Dans les prochaines années, le secteur de l’animation japonais pourrait connaître une certaine contraction.
Quel est l’état actuel de l’animation au Japon, et dans quelle direction va-t-elle ? Zoom Japon a discuté du passé, du présent et du futur de l’anime avec Takeuchi Yukari, PDG de Seven Seas, LLC. Vétéran de l’industrie du divertissement depuis plus de 30 ans, elle est impliquée à de nombreux niveaux de l’animation, de la production à la distribution en passant par les licences et le merchandising.
Elle a participé au fameux Comiket, le plus grand rassemblement de la culture pop japonaise, pendant ses études universitaires et a rejoint TMS Entertainment après avoir obtenu son diplôme. TMS est l’un des plus anciens et des plus célèbres studios d’animation japonais, surtout connu pour les séries Lupin III et Anpanman et des films cultes comme Akira. Elle a d’abord travaillé dans le département de production avant de passer au côté commercial des opérations. “J’ai commencé comme assistante de production. A cette époque, TMS, comme Tôei et Tezuka Productions, travaillait beaucoup sur des projets américains, et ils avaient besoin de quelqu’un qui parle anglais. Des sociétés telles que Disney, Warner Bros. et Fox faisaient la pré-production en interne avant de sous-traiter le travail de production proprement dit à des studios japonais, car ils étaient beaucoup moins chers. Quelques superviseurs étaient envoyés au Japon, et une partie de mon travail consistait à les assister en tant que traducteur et interprète”, explique-t-elle. Selon elle, ce fut une expérience bien payée, mais plutôt frustrante pour les animateurs qui ont travaillé sur ces projets, car leurs noms n’apparaissaient jamais au générique.

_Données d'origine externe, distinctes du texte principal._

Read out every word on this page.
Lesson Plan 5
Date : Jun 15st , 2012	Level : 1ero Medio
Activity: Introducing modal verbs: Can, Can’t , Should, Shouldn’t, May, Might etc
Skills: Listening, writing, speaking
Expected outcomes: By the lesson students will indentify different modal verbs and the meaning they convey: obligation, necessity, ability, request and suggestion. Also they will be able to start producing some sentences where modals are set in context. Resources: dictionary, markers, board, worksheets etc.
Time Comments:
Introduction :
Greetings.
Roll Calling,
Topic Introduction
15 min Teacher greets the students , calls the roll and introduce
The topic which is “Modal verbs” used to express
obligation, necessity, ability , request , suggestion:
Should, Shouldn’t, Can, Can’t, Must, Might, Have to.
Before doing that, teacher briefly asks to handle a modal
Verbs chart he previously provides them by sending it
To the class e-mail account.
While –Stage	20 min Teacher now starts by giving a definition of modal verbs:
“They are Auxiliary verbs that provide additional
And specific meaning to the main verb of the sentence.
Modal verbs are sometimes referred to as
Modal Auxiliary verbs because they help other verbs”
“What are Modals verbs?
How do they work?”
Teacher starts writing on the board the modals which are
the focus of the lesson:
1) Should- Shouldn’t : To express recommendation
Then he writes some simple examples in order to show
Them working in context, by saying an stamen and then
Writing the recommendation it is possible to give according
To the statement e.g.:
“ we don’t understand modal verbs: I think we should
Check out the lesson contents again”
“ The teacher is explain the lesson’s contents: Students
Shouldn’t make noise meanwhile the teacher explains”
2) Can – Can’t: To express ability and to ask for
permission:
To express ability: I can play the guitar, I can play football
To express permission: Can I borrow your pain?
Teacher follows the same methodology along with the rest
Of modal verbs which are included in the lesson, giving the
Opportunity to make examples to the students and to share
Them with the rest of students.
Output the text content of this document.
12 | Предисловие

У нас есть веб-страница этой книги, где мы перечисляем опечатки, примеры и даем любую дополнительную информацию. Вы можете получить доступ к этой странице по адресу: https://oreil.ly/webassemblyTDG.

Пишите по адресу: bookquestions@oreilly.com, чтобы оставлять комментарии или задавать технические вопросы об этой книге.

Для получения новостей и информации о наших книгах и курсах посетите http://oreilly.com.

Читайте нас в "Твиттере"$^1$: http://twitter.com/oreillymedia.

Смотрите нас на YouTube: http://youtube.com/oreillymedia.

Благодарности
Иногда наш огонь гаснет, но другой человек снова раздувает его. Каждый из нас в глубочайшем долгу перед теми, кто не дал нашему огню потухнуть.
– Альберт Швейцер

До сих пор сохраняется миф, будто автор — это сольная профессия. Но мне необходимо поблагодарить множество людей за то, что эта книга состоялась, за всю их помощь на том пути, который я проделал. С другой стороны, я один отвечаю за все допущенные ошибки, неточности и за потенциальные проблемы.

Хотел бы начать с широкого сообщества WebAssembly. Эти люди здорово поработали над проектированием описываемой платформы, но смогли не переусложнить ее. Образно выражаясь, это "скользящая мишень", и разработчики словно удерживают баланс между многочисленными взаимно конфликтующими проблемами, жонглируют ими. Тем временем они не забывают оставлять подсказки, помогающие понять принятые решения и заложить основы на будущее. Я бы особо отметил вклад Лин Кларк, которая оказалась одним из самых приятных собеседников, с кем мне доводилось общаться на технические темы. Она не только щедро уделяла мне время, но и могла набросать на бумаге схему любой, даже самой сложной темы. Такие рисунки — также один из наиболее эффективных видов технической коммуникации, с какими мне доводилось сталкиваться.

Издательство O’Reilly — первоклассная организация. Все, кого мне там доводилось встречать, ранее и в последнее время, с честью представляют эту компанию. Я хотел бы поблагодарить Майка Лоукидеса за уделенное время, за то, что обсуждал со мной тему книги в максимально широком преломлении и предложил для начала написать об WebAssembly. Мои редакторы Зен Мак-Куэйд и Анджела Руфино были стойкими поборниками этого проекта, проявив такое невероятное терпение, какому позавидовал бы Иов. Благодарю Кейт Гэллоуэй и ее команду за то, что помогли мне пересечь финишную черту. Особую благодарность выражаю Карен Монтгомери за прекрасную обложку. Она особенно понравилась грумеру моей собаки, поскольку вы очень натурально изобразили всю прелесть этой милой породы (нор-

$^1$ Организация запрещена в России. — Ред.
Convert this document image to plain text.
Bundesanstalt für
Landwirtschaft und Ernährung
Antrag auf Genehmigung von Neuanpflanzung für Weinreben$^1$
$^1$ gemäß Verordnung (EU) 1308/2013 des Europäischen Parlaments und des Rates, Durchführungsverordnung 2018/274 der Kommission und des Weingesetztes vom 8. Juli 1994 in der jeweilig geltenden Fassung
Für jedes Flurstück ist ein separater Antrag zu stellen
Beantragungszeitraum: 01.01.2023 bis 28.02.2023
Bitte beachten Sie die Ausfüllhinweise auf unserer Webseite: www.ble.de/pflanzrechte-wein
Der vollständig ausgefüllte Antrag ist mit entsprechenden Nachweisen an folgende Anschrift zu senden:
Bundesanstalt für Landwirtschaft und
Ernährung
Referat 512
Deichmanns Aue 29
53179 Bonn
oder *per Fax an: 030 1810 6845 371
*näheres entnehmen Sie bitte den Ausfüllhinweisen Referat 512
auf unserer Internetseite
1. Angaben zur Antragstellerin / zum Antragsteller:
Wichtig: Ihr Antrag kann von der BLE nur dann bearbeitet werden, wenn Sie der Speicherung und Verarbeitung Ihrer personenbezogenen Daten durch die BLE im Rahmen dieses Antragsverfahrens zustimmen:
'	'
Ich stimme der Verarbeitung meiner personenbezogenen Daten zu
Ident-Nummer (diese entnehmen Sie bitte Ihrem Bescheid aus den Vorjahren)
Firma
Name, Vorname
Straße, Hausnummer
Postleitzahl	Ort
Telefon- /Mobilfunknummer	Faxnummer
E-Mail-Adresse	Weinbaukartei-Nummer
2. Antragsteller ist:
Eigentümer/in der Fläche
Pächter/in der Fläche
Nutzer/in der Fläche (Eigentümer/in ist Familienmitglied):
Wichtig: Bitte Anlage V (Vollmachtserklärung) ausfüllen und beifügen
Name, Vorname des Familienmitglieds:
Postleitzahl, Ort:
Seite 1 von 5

Finalement, lorsque le yen s’est apprécié par rapport au dollar, les sociétés américaines ont commencé à chercher des animateurs encore moins chers à Taïwan, en Corée et même en Chine. Alors que les activités de TMS se développaient, elle a été chargée de gérer tous les contrats de distribution, tant sur le marché intérieur qu’à l’étranger. “Un changement important s’est produit avec l’essor du divertissement vidéo à domicile dans les années 1990. Beaucoup de fans de culture pop ont commencé à acheter des éditions spéciales de vidéos et de DVD comportant des commentaires du réalisateur et des animateurs, des remasters numériques, etc. Cela a rapporté beaucoup d’argent aux studios. Cela a attiré l’attention de nombreux labels de disques comme Avex et King Records. Ces derniers ont alors commencé à sponsoriser et à soutenir les émissions car ils voyaient dans l’animation un moyen idéal pour toucher davantage d’amateurs de musique”, ajoute-t-elle.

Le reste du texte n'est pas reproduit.